In: Operations Management
Price judgement could be regarded as judgement one would take while setting the price of any product by the organisation apart from the cost. Many bike companies like Yamaha etc struggle because of their price judgements because there exists a lot number of companies offering the bikes all around the world. Any slight change in the price of the bike apart from the competitor one's would affect the deman strategically. Thus, a company offering bikes has to first analyse it's own unique selling features and the qualitative factors that its bike would service which would make it a premium ranging bike or a normal range one. Some ways a bike company can compare it prices with the competitors are:
1. Either to set the price lower to attrach more customer: The first factor would be set the price lower than what is being offered by the competitor's organisation. By doing this, a strategic cost based strategy could be utilised by your company where one tries to lower its cost so much that economies of scale could be achieved and the price could be set lower so that customers could be attracted and but your product to increase the sales volume.

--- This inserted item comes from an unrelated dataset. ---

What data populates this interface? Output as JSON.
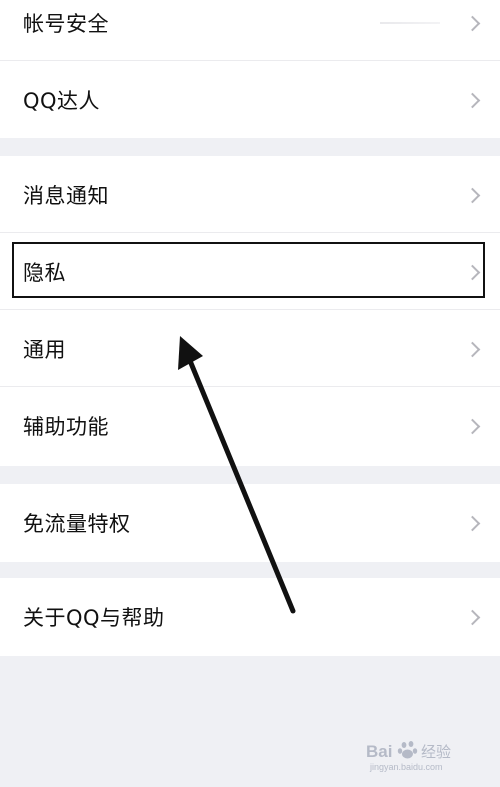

2. Either to set price higher because of the quality served: Another way is to set the price higher than that of your competitor's product. This could be done to ensure that you are serving a premium class quality by your brand name and thus would charge higher because the costs are higher. That would make your product a luxuary and thus, sales would be increased by the people who buy because of choice and quality.
3. To set the price more or less same as the competitior's: Last method is to keep your price more and less same as your competitiors'. By doing this, no fights or risks could be faced. You are keeping a price which is same and it is totlaly on the customer who he/she percieves to be a better brand and it all depends upon the marketing and the advertisement your company does to promote.